Tim Erlin started a discussion about brand damage. However, the data he used was really about stock prices, not "brand", which is much harder to quanitify (and it's not easy to qauntify the affects of breach on stock price).

Recently, Javalin Research surveyed twelve hundred consumers randomly via phone during February on consumers' perceptions about breaches:

Although previous Javelin studies have proven that only a fraction of fraud in the U.S. is due to data breaches, 77% of consumers intend to stop shopping at merchants that suffer from data breaches. Retailers and merchants are viewed by 63% of consumers as the least secure when protecting consumer's data, compared with processors (16%), card networks like Visa or MasterCard (5%) and issuers (5%). When little is known about a data breach, half of all consumers automatically consider the merchants where they shop to be at fault. However, 85% will reward merchants who are perceived as security leaders with increased purchases.

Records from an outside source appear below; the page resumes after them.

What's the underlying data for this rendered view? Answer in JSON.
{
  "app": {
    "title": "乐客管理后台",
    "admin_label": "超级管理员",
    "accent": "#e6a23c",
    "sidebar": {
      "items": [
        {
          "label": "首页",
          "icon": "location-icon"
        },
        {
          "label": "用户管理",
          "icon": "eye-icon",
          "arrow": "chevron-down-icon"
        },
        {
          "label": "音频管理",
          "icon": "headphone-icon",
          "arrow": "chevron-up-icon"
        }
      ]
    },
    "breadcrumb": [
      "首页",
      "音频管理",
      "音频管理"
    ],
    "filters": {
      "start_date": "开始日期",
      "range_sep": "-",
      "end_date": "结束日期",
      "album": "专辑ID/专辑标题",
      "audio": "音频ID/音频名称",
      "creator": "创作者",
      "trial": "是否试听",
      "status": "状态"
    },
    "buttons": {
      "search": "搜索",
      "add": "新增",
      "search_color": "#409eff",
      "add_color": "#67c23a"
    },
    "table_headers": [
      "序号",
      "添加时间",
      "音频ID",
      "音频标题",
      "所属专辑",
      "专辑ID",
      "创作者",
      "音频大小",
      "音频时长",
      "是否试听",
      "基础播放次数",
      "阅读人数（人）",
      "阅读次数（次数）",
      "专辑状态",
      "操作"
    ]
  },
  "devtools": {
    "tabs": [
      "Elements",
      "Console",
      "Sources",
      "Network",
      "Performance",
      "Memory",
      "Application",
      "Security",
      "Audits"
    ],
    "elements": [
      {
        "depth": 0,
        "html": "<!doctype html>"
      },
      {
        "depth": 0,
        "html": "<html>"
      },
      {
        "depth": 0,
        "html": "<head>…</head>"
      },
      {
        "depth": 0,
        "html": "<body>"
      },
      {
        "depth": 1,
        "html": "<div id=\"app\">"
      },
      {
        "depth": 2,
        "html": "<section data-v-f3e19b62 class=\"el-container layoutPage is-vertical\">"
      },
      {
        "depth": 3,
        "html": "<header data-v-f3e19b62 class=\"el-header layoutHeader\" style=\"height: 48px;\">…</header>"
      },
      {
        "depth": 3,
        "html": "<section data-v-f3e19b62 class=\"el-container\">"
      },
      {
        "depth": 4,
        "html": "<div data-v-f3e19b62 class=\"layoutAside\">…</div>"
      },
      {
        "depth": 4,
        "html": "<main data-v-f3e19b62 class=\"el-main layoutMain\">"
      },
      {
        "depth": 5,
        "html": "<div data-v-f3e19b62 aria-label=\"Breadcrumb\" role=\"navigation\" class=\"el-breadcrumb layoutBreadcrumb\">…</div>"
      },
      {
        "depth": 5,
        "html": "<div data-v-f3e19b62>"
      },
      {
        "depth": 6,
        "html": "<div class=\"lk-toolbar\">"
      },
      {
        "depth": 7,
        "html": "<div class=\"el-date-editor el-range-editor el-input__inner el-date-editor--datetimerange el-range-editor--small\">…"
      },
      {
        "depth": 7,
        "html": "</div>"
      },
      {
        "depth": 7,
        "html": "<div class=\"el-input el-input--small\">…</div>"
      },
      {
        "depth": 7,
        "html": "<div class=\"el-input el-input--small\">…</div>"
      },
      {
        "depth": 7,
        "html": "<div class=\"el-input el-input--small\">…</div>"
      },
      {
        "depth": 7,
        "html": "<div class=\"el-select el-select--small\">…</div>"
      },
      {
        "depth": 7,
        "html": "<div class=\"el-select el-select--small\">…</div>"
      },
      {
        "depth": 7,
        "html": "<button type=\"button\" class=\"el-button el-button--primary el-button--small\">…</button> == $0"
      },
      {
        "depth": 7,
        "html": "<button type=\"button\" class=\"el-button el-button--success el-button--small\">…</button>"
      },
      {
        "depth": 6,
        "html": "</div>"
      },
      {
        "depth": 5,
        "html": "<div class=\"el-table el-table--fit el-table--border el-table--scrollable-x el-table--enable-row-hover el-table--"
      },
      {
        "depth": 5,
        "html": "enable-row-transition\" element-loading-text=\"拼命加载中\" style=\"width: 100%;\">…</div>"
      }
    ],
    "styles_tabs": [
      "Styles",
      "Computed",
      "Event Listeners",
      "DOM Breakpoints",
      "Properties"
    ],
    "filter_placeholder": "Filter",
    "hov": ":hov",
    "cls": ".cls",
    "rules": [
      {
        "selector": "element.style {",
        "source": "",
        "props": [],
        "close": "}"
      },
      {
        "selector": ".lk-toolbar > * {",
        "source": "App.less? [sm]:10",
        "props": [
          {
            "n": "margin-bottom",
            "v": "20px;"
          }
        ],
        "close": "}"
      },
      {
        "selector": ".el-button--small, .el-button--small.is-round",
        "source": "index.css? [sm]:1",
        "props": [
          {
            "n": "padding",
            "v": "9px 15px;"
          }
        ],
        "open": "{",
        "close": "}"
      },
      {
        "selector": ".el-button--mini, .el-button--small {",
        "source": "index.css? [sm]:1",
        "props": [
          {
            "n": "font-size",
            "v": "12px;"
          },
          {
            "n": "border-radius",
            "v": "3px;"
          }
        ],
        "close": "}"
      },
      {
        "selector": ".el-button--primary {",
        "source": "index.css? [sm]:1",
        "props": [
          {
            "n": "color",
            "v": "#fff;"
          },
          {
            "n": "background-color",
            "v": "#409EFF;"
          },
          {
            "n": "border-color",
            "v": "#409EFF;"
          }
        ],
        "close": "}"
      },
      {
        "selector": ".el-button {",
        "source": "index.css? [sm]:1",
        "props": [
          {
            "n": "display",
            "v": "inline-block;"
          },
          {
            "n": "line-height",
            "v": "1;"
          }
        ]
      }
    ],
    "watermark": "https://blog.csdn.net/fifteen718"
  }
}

The responses are suspect in my opinion. I find it hard to believe that 77% percent of TJX shoppers will stop shopping there. If TJX apologizes, explains how they have increased security and sends a discount coupon to affected consumers, the vast majority will return. However, not all will return.

The report also states that, absent any information about a breach, 49% of consumers will hold the merchant responsible. While this sounds like Visa promoting PCI to merchants, it also makes sense. Even if the payment processor looses my data, I didn't choose them. The merchant did.